General characteristics
- Class & type: Type 052D destroyer
- Displacement: 7,500 tons (full load)
- Length: 157 m (515 ft)
- Beam: 17 m (56 ft)
- Draught: 6 m (20 ft)
- Propulsion: Combined diesel or gas
- Sensors & processing systems: Type 346 radar; Type 518 radar; Variable depth sonar; Towed array sonar;
- Armament: 1 x 130 mm gun; 1 × HQ-10 short-range SAM 24-cell launcher; 64 cell VLS; HHQ-9 SAM; YJ-18 SSM; CY-5 ASW; Type 730 CIWS;
- Aircraft carried: Helicopter
- Aviation facilities: Hangar; Helipad;

= Chinese destroyer Guiyang =

Type 025D destroyer of the PLA Navy

Guiyang (119) is a Type 052D destroyer of the People's Liberation Army Navy. She was commissioned on 22 February 2019.

== Development and design ==
The basic ship type and layout of the Type 052D guided-missile destroyer is the same as that of the Type 052C destroyer, but compared to the earlier Type 052C destroyer, the Type 052D superstructure has a larger inclination angle and provides better stealth performance.

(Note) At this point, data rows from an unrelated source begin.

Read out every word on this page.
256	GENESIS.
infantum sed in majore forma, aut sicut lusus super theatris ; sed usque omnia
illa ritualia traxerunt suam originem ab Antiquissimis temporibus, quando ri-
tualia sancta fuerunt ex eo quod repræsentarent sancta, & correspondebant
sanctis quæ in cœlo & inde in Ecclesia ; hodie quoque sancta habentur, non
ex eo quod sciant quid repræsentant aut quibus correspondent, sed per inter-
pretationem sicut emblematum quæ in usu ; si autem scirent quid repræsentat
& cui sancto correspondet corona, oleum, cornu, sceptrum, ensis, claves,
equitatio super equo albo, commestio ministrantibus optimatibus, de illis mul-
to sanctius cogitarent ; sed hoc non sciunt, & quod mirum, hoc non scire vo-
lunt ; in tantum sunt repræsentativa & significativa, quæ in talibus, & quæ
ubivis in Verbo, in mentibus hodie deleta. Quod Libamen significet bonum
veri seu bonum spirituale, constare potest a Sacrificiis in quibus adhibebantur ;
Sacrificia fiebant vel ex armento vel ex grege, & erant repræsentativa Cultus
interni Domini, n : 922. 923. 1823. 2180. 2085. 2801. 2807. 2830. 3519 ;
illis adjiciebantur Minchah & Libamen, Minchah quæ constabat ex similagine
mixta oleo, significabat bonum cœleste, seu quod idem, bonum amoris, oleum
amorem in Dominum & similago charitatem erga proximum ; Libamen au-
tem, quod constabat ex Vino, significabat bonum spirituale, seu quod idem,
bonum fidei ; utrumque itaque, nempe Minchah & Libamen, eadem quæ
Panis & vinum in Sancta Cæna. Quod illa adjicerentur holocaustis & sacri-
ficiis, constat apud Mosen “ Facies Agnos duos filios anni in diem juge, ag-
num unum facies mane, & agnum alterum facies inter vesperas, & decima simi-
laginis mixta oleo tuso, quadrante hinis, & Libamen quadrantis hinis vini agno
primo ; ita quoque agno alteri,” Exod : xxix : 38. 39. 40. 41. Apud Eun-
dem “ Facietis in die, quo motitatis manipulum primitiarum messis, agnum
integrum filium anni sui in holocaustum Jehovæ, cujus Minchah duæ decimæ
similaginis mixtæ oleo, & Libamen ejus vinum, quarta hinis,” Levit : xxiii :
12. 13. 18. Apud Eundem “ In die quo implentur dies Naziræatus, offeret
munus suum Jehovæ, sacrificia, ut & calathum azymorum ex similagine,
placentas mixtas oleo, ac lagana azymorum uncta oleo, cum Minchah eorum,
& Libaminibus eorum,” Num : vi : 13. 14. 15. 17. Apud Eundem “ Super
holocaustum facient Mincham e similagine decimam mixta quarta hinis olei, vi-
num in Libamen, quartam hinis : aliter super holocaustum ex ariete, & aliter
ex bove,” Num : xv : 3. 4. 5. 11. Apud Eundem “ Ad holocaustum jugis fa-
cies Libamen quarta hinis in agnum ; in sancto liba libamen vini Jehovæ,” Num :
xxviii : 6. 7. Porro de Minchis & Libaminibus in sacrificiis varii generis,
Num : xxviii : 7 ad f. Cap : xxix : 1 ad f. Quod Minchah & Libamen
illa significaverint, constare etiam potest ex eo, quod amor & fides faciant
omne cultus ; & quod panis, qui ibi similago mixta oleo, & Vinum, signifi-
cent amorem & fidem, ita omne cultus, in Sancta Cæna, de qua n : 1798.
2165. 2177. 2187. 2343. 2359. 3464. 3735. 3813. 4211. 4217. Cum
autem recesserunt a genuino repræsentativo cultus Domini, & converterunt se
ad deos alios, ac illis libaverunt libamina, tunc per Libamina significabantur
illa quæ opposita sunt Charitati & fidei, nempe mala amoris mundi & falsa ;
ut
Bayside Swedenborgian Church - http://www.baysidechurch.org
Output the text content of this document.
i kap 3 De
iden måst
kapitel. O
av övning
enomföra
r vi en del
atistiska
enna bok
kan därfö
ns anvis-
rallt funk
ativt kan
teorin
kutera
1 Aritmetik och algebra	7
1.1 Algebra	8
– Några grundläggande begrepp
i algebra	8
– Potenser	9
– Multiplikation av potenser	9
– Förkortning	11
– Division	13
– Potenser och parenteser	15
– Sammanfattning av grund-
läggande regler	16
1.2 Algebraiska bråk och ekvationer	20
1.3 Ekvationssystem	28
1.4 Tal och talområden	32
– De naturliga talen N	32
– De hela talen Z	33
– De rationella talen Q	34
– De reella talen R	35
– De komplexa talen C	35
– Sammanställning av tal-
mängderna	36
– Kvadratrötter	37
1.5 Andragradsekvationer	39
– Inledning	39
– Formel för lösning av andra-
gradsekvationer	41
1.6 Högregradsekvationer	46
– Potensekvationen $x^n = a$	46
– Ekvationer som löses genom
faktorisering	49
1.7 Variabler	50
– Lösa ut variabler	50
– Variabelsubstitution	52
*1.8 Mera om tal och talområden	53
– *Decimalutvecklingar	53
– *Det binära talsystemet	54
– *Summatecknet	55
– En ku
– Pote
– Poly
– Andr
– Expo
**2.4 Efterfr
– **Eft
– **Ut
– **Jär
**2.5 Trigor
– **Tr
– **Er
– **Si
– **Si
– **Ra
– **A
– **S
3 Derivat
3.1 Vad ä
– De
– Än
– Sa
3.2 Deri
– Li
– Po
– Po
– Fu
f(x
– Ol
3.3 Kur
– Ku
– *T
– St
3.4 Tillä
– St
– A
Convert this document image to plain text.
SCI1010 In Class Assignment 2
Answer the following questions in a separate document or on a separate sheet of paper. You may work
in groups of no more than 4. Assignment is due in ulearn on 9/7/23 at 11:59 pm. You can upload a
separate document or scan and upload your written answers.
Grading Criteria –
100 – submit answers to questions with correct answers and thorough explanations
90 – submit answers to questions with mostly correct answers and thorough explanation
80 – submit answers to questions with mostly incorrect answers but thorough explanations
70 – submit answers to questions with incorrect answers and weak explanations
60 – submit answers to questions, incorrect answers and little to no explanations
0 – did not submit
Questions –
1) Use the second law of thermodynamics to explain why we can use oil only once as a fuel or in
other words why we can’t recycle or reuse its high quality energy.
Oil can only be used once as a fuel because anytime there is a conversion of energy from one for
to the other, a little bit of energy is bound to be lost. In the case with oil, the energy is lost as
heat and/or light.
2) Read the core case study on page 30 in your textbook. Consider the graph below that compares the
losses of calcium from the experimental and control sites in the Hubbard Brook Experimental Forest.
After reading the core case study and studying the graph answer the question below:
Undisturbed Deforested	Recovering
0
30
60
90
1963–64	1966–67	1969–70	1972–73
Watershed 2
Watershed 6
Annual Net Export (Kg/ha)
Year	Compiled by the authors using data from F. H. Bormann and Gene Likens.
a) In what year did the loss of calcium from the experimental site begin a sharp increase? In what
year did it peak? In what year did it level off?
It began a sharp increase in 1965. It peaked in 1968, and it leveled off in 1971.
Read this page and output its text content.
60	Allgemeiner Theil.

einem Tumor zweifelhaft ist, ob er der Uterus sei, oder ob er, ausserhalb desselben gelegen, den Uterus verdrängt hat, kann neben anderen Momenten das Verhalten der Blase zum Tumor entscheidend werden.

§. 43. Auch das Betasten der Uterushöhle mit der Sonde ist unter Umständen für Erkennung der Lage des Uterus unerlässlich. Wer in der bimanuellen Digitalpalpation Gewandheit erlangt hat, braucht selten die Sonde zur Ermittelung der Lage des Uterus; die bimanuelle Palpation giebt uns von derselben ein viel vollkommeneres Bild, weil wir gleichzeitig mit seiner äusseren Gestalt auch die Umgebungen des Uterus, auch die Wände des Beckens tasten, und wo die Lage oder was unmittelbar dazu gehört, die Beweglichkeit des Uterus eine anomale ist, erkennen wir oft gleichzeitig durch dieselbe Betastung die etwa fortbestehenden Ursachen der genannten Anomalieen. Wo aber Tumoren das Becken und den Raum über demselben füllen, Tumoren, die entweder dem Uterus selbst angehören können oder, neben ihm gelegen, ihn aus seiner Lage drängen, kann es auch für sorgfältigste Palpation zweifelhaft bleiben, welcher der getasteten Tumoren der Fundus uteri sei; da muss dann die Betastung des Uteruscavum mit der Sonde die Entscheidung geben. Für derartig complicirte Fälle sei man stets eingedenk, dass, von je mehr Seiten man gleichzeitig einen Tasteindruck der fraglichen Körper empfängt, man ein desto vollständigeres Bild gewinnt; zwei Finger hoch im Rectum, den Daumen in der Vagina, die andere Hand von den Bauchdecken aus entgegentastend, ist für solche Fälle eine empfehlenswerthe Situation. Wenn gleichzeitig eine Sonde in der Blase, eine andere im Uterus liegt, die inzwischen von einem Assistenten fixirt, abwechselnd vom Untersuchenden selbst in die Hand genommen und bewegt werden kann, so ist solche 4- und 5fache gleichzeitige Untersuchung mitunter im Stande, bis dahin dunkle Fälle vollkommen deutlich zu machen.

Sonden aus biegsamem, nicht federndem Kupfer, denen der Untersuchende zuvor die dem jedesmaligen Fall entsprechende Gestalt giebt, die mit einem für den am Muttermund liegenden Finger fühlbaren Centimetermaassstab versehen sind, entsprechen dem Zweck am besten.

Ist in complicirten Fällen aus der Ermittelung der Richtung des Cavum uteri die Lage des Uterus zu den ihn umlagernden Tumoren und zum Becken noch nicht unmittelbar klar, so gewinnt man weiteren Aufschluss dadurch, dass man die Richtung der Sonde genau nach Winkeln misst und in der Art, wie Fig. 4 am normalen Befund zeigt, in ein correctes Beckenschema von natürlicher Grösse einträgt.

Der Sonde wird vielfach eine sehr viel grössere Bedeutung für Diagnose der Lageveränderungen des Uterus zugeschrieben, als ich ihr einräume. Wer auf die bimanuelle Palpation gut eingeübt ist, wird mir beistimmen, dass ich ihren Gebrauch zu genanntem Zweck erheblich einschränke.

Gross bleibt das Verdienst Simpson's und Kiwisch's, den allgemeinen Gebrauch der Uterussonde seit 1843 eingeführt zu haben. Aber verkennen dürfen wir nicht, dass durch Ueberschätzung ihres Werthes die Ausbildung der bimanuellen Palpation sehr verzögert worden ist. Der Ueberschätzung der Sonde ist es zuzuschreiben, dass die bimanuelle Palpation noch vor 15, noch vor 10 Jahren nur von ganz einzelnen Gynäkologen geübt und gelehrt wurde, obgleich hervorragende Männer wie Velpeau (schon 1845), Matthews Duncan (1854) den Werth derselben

At the same time, the 052C helicopter hangar is located The left side of the hull axis was changed to the center axis of the ship on Type 052D; a pair of small boat storage compartments were added on both sides of the hangar, similar to the design on the Type 054A frigate.

The close in weapon system is composed of a H/PJ-12 short-range defense weapon system located in front of the bridge and a 24 Hongqi-10 air defense missile system located on the top of the hangar, which is combined to form a ladder interception. The original 100mm naval gun was replaced by a higher height and better stealth model H/PJ45 naval gun. On May 13, 2019, the extended version of the 052DL was exposed. The hull of the 052DL is basically the same as the 052D, but the helicopter deck is lengthened to prepare for the Zhi-20 to board the ship.

The Type 52D is the first Chinese surface combatant to use canister-based universal VLS, as opposed to the concentric type VLS carried aboard earlier vessels. 64 cells are carried; 32 forward and 32 aft. The VLS is reportedly an implementation of the GJB 5860-2006 standard. The VLS may fire the extended-range variant of the HHQ-9 surface-to-air missile, YJ-18 anti-ship cruise missiles, and CY-5 anti-submarine missiles.

== Construction and career ==
Guiyang was the eleventh ship of the class and launched on 28 November 2015 at the Jiangnan Shipyard in Shanghai. She was commissioned on 22 February 2019.

RSS Intrepid and RSS Sovereignty conducted a joint naval exercise with Guiyang and Zaozhuang in the South China Sea on 24 February 2021.